Фрэнк Борли засунул мизинец в ухо и покрутил там, словно настраиваясь на правду.
— Да, — медленно произнес он. — Я помню, как однажды Луиза говорила, что собирается сводить племянницу в Лондонский зоопарк, и эту племянницу звали Карла. Да, похоже на правду.
Я бросила на него вкрадчивый взгляд, пытаясь внушить ему: прекрасно, продолжайте, не останавливайтесь.
— Значит, вы писательница?
Неожиданный вопрос.
— Я думаю об этом, — сказала я, — но только в качестве хобби.
Я знаю, это прозвучало несколько высокомерно, но временами, когда тебя ловят на горячем, лучше так, чем никак.
— И твоей специальностью будут биографии?
— Я очень люблю биографии. Особенно о жизни великих химиков, например Пристли и Лавуазье. Дома у меня есть экземпляр «Жизнеописаний ученых мужей» лорда Брума, хотя, конечно, эта книга несколько устарела в свете новейших научных открытий.
— А ты хочешь затащить их, отбивающихся и отбрыкивающихся, в двадцатый век, да?
Раньше я об этом не думала, но тут передо мной открылись потрясающие возможности.

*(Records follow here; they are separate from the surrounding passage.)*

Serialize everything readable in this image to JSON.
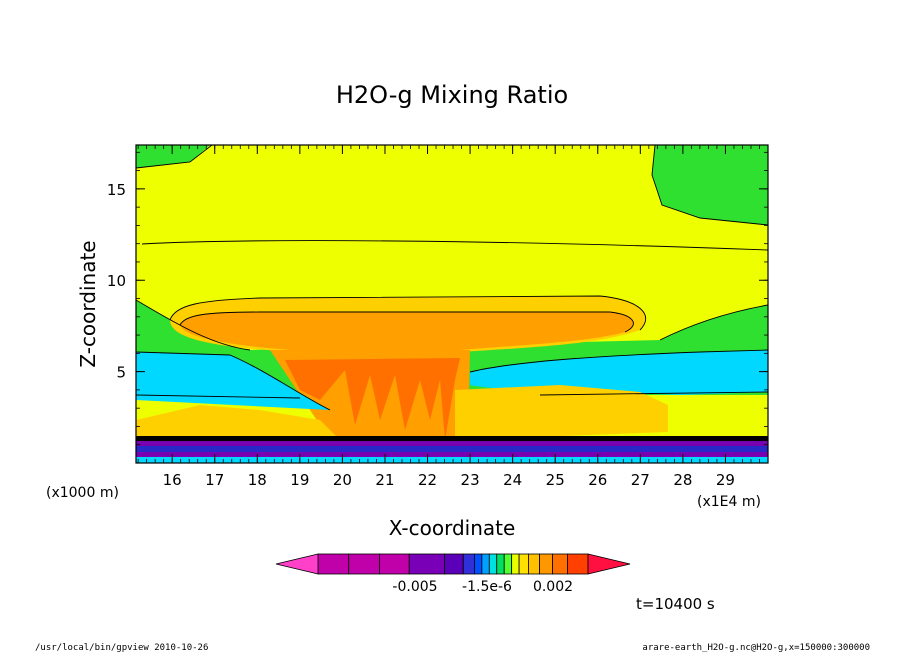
{
  "chart_data": {
    "type": "contour",
    "title": "H2O-g Mixing Ratio",
    "xlabel": "X-coordinate",
    "ylabel": "Z-coordinate",
    "x_unit": "(x1E4 m)",
    "y_unit": "(x1000 m)",
    "x_ticks": [
      16,
      17,
      18,
      19,
      20,
      21,
      22,
      23,
      24,
      25,
      26,
      27,
      28,
      29
    ],
    "y_ticks": [
      5,
      10,
      15
    ],
    "xlim": [
      15.15,
      30.0
    ],
    "ylim": [
      0.0,
      17.4
    ],
    "time_label": "t=10400 s",
    "colorbar": {
      "labels": [
        "-0.005",
        "-1.5e-6",
        "0.002"
      ],
      "colors": [
        "#c000a8",
        "#c000a8",
        "#c000a8",
        "#7a00b8",
        "#5a00b8",
        "#3030d8",
        "#0050ff",
        "#00a0ff",
        "#00e0e0",
        "#00e060",
        "#50ff30",
        "#e8ff00",
        "#ffe000",
        "#ffc000",
        "#ff9800",
        "#ff7000",
        "#ff4000"
      ],
      "left_end_color": "#ff40c8",
      "right_end_color": "#ff1040"
    },
    "contour_bands": [
      {
        "name": "yellow",
        "color": "#eeff00"
      },
      {
        "name": "green",
        "color": "#30e030"
      },
      {
        "name": "light-orange",
        "color": "#ffd000"
      },
      {
        "name": "orange",
        "color": "#ff9f00"
      },
      {
        "name": "dark-orange",
        "color": "#ff7000"
      },
      {
        "name": "cyan",
        "color": "#00d8ff"
      },
      {
        "name": "purple",
        "color": "#7800b0"
      },
      {
        "name": "blue",
        "color": "#2828c8"
      }
    ]
  },
  "footer": {
    "left": "/usr/local/bin/gpview  2010-10-26",
    "right": "arare-earth_H2O-g.nc@H2O-g,x=150000:300000"
  }
}
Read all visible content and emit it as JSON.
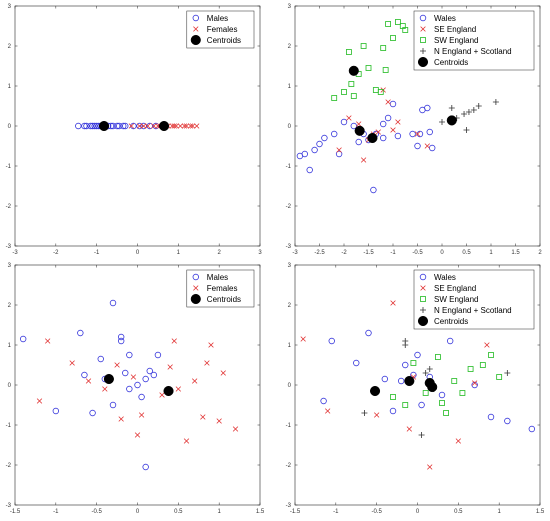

«Жизни великих химиков» Флавии де Люс.
Кавендиш, Шефе, Пристли, Бойл, Гейлс, Хук — список бесконечный. Каждому из них я посвящу отдельную главу.
— И как в это вписывается мисс Конгрив?
Разумный вопрос для издателя; надо быстро придумать ответ.
— Она умерла в акваланге, — начала импровизировать я. — Это аппарат, работа которого была бы невозможна без экспериментов Блэка и Лавуазье с природой, химическими составами и эластичностью воздуха.
— Гм-м-м, — протянул он. — Новаторская идея, должен признать. Но вряд ли из этого получится сенсационный бестселлер, о котором будут все говорить. Это не то, о чем из номера в номер будут писать таблоиды.
— Разве что о ее дружбе с Оливером Инчболдом, — заметила я. — Насколько я поняла, они были довольно близки.
Мне показалось или Фрэнк Борли побледнел?
— Господи! — воскликнул он, вцепившись в край стола. — Это что, шантаж?
— Вовсе нет, — возразила я. — Просто веду небольшое расследование.
— Ты понимаешь, что случится, если это выплывет наружу? Книги Оливера Инчболда до сих пор продаются вагонами! Это классика! Мы не имеем права портить его репутацию. Подумай об этом! Мы повергнем в отчаяние не одно поколение читателей.
Он вскочил и заходил взад-вперед по полу — вернее, по той его части, что оставалась свободной от книг.
— Я никогда так не поступлю, мистер Борли. Я же сама выросла на Криспиане Крампете.
— Правда? И я тоже! Постой, я хочу кое-что показать тебе. Вернусь через несколько минут.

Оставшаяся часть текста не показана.